Précisément, c’est bien cette affirmation de la médiation du salut universel en la personne de Jésus-Christ qui pose problème…
Il nous est impossible de répondre au désir de la théologie pluraliste lorsqu’elle demande au christianisme de proposer sa doctrine dans un discours plus théocentrisme que christocentrique, de manière à permettre aux autres religions d’y reconnaître leurs propres propositions. La vérité de la foi n’est pas à notre disposition : c’est nous qui sommes au service du donné révélé.
Il est significatif que dans l’article auquel nous faisions allusion, R. Panikkar ne mentionne même pas Jésus-Christ. Le programme proposé par cet auteur pour assurer la « survie » du christianisme – programme qui consistait à renoncer à la spécificité du christianisme – implique logiquement de renoncer au Christ. Du même coup, la religion chrétienne est réduite à une résurgence de croyances antérieures qui n’ont à vrai dire plus rien à voir avec l’Evangile :
Il ne suffit pas de nommer l’Esprit (lequel ?)oudeciter Jean-PaulIIpour assurer l’orthodoxie d’un propos. Ce n’est pas une transformation du christianisme que propose R. Panikkar, mais une trahison. Il est particulièrement douloureux de lire ces lignes sous la plume d’un prêtre catholique se présentant comme théologien. Sa pensée n’est tout simplement plus chrétienne, mais il a rejoint la nébuleuse du Nouvel Age appelant de ses vœux l’émergence d’une religion mondiale faisant l’impasse sur le salut offert en Jésus-Christ. Tout porte à penser que cette nouvelle religion, construite sur les ruines des traditions séculaires, sera l’œuvre d’une commission d’experts, chargée de rédiger les constitutions d’une religion faisant l’unanimité de tous les hommes religieux de la Planète…
Dans un tout autre style, l’auteur du Da Vinci Code rejoint cette thèse de l’abandon du christocentrisme – thèse qui est une revendication commune aux différents mouvements appartenant à la nébuleuse du Nouvel Age. Dans son premier ouvrage, Anges et Démons, D. Brown, donne la parole au Camerlingue qui dans un moment dramatique, s’exprime devant les Cardinaux réunis en Conclave ainsi que devant les télévisions du monde entier, pour décrire une religion « moderne », mais qui n’est plus « chrétienne » que de nom :
Le rôle de la religion se limiterait à accompagner le développement exponentiel de la science, incapable de prendre du recul devant ses découvertes et d’évaluer leurs conséquences. De plus la science ne répond pas à la question du sens et ne réserve aucune part au sacré, plongeant les hommes dans un désarroi chaque jour plus angoissant.

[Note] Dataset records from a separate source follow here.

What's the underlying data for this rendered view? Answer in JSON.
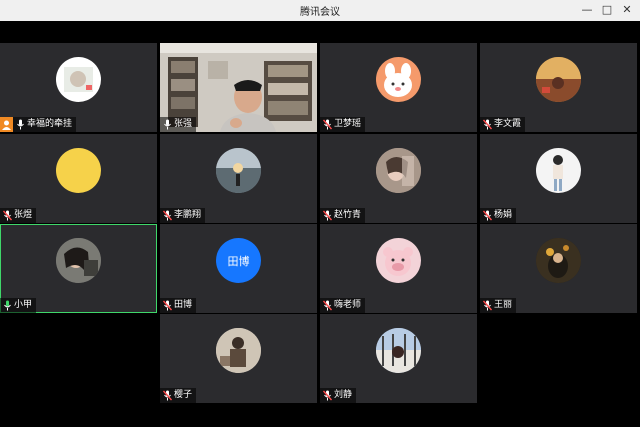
{
  "window": {
    "title": "腾讯会议"
  },
  "participants": [
    {
      "name": "幸福的牵挂",
      "host": true,
      "muted": false
    },
    {
      "name": "张强",
      "video": true,
      "muted": false
    },
    {
      "name": "卫梦瑶",
      "muted": true
    },
    {
      "name": "李文霞",
      "muted": true
    },
    {
      "name": "张煜",
      "muted": true
    },
    {
      "name": "李鹏翔",
      "muted": true
    },
    {
      "name": "赵竹青",
      "muted": true
    },
    {
      "name": "杨娟",
      "muted": true
    },
    {
      "name": "小甲",
      "muted": false,
      "speaking": true
    },
    {
      "name": "田博",
      "muted": true,
      "avatar_text": "田博"
    },
    {
      "name": "嗨老师",
      "muted": true
    },
    {
      "name": "王丽",
      "muted": true
    },
    {
      "name": "樱子",
      "muted": true
    },
    {
      "name": "刘静",
      "muted": true
    }
  ],
  "colors": {
    "tile_bg": "#2b2b2e",
    "speaking_border": "#3fd76a",
    "host_badge": "#f08a24",
    "muted_mic": "#ff4d4f",
    "avatar_blue": "#1677ff",
    "avatar_yellow": "#f6d24a"
  },
  "icons": {
    "minimize": "minimize-icon",
    "maximize": "maximize-icon",
    "close": "close-icon",
    "mic": "mic-icon",
    "mic_muted": "mic-muted-icon",
    "host": "host-icon"
  }
}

Sans doute la compassion est-elle au cœur du christianisme ; mais elle n’y est pas présentée comme une valeur simplement humaine. La vertu de compassion a été renouvelée et transfigurée lorsque le Fils de Dieu est venu partager notre condition humaine par pure compassion divine. Certes une généreuse philanthropie telle que la propose le Camerlingue, est tout à fait louable, mais elle n’est guère l’apanage des chrétiens. Ce qui spécifie le message et la religion chrétiennes, c’est la Bonne Nouvelle de la philanthropie divine manifestée en Jésus-Christ, vrai Dieu et vrai homme, venu nous révéler la destinée surnaturelle de l’humanité. Toute compassion humaine demeure limitée en raison de la fragilité de l’homme : la mort finit toujours par avoir le dernier mot. Mais la compassion divine est venue vaincre notre antique ennemie : par sa résurrection, Notre-Seigneur Jésus-Christ ouvre l’horizon d’une espérance illimitée. Ce n’est qu’en lui que la compassion prend son véritable sens, car en souffrant avec nous, il donnait à nos passions un poids d’éternité. La véritable compassion chrétienne est inséparable de l’annonce du Sauveur et du don de l’Esprit Saint consolateur, dont l’action transcende infiniment nos pauvres efforts humains auxquels il se joint.
Pour revenir à votre question et y répondre de manière provocante : le chrétien ne croit pas en Dieu, mais en Jésus-Christ, et au Père que le Fils unique nous révèle dans l’Esprit Saint, qu’il nous a donné pour nous « introduire dans la vérité toute entière » (Jn 16, 13). De manière générale, l’erreur de la théologie pluraliste des religions consiste à croire que cette centralité sur la personne du Christ serait aliénante ou irrespectueuse des autres approches religieuses. Nous croyons tout au contraire que c’est en Christ que l’aspiration religieuse de l’homme et les intuitions justes des autres religions trouvent leur accomplissement. Autant dire que nous ne pouvons pas ne pas annoncer le Christ, puisque c’est lui que nos frères des autres religions cherchent sans le savoir.